New Delhi: The Union government made sweeping concessions to convince states to meet the 1 April 2011 deadline for the roll-out of a goods and services tax (GST) as part of efforts to create a common market across India.
But the states still threatened to play spoilsport as they are reluctant to surrender their right to unilaterally change tax rates at the end of two rounds of meetings on Wednesday, one among the states and the other between the states and the Centre.
Among the significant compromises finance minister Pranab Mukherjee made was to accept the states’ November 2009 proposed GST, which involves a system of multiple tax slabs that would not include key items such as alcohol, petroleum products, electricity and real estate.
In January, the Centre had responded with a proposal seeking a single tax rate, a wide base that would include items such as alcohol and a common threshold for tax. The aim was to create a structure that would prevent politicians from using tax as a tool of patronage and remove the incentive for industry to arbitrage between different tax slabs.
Graphic: Ahmed Raza Khan/Mint
The idea behind the GST talks was to create a common market where costs would be lowered by allowing companies to offset tax paid on inputs and consumers would, unlike today, know the indirect tax rates. Under GST, tax will be levied and collected at the point of consumption.
“The finance minister’s speech is extremely encouraging. By coming out with the Central GST rate (10% standard, and 6% concessional for goods and 8% for services), he has fast-forwarded the whole GST initiative,” Pratik Jain, executive director (indirect tax) at audit and consulting firm KPMG, said in an emailed statement on the implications of the compromise.

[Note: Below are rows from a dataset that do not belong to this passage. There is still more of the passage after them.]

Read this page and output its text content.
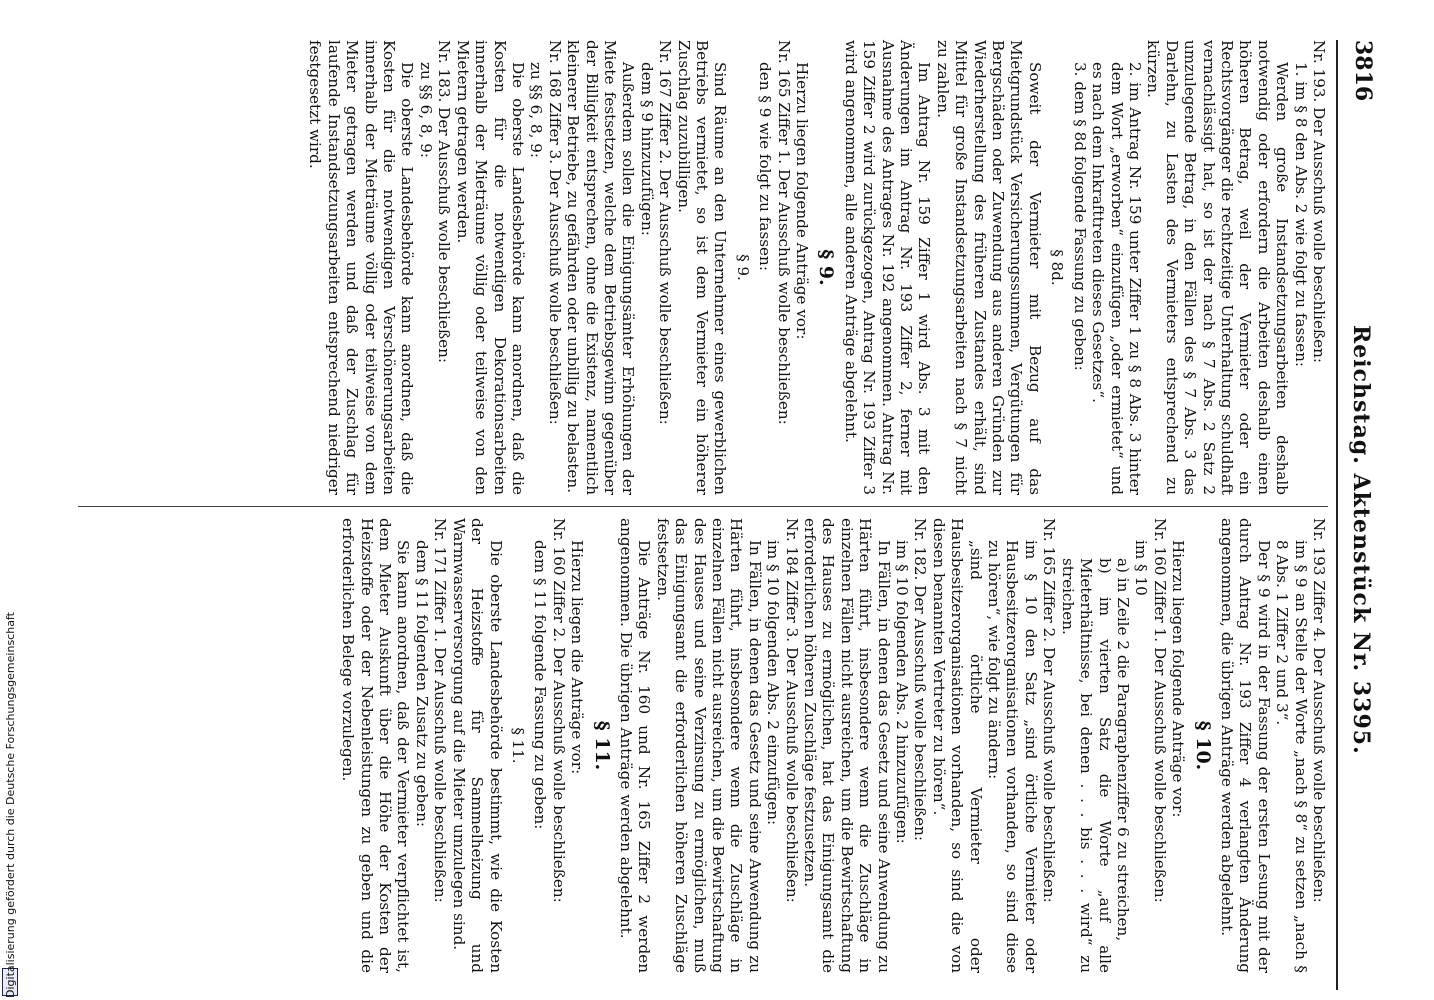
3816
Reichstag. Aktenstück Nr. 3395.
Nr. 193. Der Ausschuß wolle beschließen:
1. im § 8 den Abs. 2 wie folgt zu fassen:
Werden große Instandsetzungsarbeiten deshalb notwendig oder erfordern die Arbeiten deshalb einen höheren Betrag, weil der Vermieter oder ein Rechtsvorgänger die rechtzeitige Unterhaltung schuldhaft vernachlässigt hat, so ist der nach § 7 Abs. 2 Satz 2 umzulegende Betrag, in den Fällen des § 7 Abs. 3 das Darlehn, zu Lasten des Vermieters entsprechend zu kürzen.
2. im Antrag Nr. 159 unter Ziffer 1 zu § 8 Abs. 3 hinter dem Wort „erworben“ einzufügen „oder ermietet“ und es nach dem Inkrafttreten dieses Gesetzes“.
3. dem § 8d folgende Fassung zu geben:
§ 8d.
Soweit der Vermieter mit Bezug auf das Mietgrundstück Versicherungssummen, Vergütungen für Bergschäden oder Zuwendung aus anderen Gründen zur Wiederherstellung des früheren Zustandes erhält, sind Mittel für große Instandsetzungsarbeiten nach § 7 nicht zu zahlen.
Im Antrag Nr. 159 Ziffer 1 wird Abs. 3 mit den Änderungen im Antrag Nr. 193 Ziffer 2, ferner mit Ausnahme des Antrages Nr. 192 angenommen. Antrag Nr. 159 Ziffer 2 wird zurückgezogen, Antrag Nr. 193 Ziffer 3 wird angenommen, alle anderen Anträge abgelehnt.
§ 9.
Hierzu liegen folgende Anträge vor:
Nr. 165 Ziffer 1. Der Ausschuß wolle beschließen:
den § 9 wie folgt zu fassen:
§ 9.
Sind Räume an den Unternehmer eines gewerblichen Betriebs vermietet, so ist dem Vermieter ein höherer Zuschlag zuzubilligen.
Nr. 167 Ziffer 2. Der Ausschuß wolle beschließen:
dem § 9 hinzuzufügen:
Außerdem sollen die Einigungsämter Erhöhungen der Miete festsetzen, welche dem Betriebsgewinn gegenüber der Billigkeit entsprechen, ohne die Existenz, namentlich kleinerer Betriebe, zu gefährden oder unbillig zu belasten.
Nr. 168 Ziffer 3. Der Ausschuß wolle beschließen:
zu §§ 6, 8, 9:
Die oberste Landesbehörde kann anordnen, daß die Kosten für die notwendigen Dekorationsarbeiten innerhalb der Mieträume völlig oder teilweise von den Mietern getragen werden.
Nr. 183. Der Ausschuß wolle beschließen:
zu §§ 6, 8, 9:
Die oberste Landesbehörde kann anordnen, daß die Kosten für die notwendigen Verschönerungsarbeiten innerhalb der Mieträume völlig oder teilweise von dem Mieter getragen werden und daß der Zuschlag für laufende Instandsetzungsarbeiten entsprechend niedriger festgesetzt wird.
Nr. 193 Ziffer 4. Der Ausschuß wolle beschließen:
im § 9 an Stelle der Worte „nach § 8“ zu setzen „nach § 8 Abs. 1 Ziffer 2 und 3“.
Der § 9 wird in der Fassung der ersten Lesung mit der durch Antrag Nr. 193 Ziffer 4 verlangten Änderung angenommen, die übrigen Anträge werden abgelehnt.
§ 10.
Hierzu liegen folgende Anträge vor:
Nr. 160 Ziffer 1. Der Ausschuß wolle beschließen:
im § 10
a) in Zeile 2 die Paragraphenziffer 6 zu streichen,
b) im vierten Satz die Worte „auf alle Mieterhältnisse, bei denen . . . bis . . . wird“ zu streichen.
Nr. 165 Ziffer 2. Der Ausschuß wolle beschließen:
im § 10 den Satz „sind örtliche Vermieter oder Hausbesitzerorganisationen vorhanden, so sind diese zu hören“, wie folgt zu ändern:
„sind örtliche Vermieter oder Hausbesitzerorganisationen vorhanden, so sind die von diesen benannten Vertreter zu hören“.
Nr. 182. Der Ausschuß wolle beschließen:
im § 10 folgenden Abs. 2 hinzuzufügen:
In Fällen, in denen das Gesetz und seine Anwendung zu Härten führt, insbesondere wenn die Zuschläge in einzelnen Fällen nicht ausreichen, um die Bewirtschaftung des Hauses zu ermöglichen, hat das Einigungsamt die erforderlichen höheren Zuschläge festzusetzen.
Nr. 184 Ziffer 3. Der Ausschuß wolle beschließen:
im § 10 folgenden Abs. 2 einzufügen:
In Fällen, in denen das Gesetz und seine Anwendung zu Härten führt, insbesondere wenn die Zuschläge in einzelnen Fällen nicht ausreichen, um die Bewirtschaftung des Hauses und seine Verzinsung zu ermöglichen, muß das Einigungsamt die erforderlichen höheren Zuschläge festsetzen.
Die Anträge Nr. 160 und Nr. 165 Ziffer 2 werden angenommen. Die übrigen Anträge werden abgelehnt.
§ 11.
Hierzu liegen die Anträge vor:
Nr. 160 Ziffer 2. Der Ausschuß wolle beschließen:
dem § 11 folgende Fassung zu geben:
§ 11.
Die oberste Landesbehörde bestimmt, wie die Kosten der Heizstoffe für Sammelheizung und Warmwasserversorgung auf die Mieter umzulegen sind.
Nr. 171 Ziffer 1. Der Ausschuß wolle beschließen:
dem § 11 folgenden Zusatz zu geben:
Sie kann anordnen, daß der Vermieter verpflichtet ist, dem Mieter Auskunft über die Höhe der Kosten der Heizstoffe oder der Nebenleistungen zu geben und die erforderlichen Belege vorzulegen.
Digitalisierung gefördert durch die Deutsche Forschungsgemeinschaft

Mukherjee’s formula envisages two separate rates for goods and another rate for services in the first year (2011-12). Subsequently, over the next two years, depending on tax collections, the tax rates will be both lowered and compressed to one rate: 16%.
Two state finance ministers and a finance ministry official, who did not want to be named, said Mukherjee’s approach has been that it’s necessary to get even a flawed GST off the ground and improvements can be made later.
As a sweetener, Mukherjee also proposed open-ended compensation to states that suffer a slippage in revenue by switching to GST from the current value-added tax regime. The Centre has also offered to compensate states fully for revenue foregone by lowering the Central sales tax, said Asim Dasgupta, West Bengal’s finance minister and head of the states’ body.
“We seem to be much closer to GST now than many of us thought earlier,” Jain said.
The key hitch now is the question of states’ autonomy over taxation powers.
Mukherjee has ruled out a compromise in this aspect, said Raghavji (who uses one name), finance minister of Madhya Pradesh and V.S. Acharya, home minister of Karnataka.
The finance minister has also moved to create a team that will implement the technology backbone for GST. Nandan Nilekani, chairman of the Unique Identification Authority of India, has been asked to head a group of officials to oversee the task.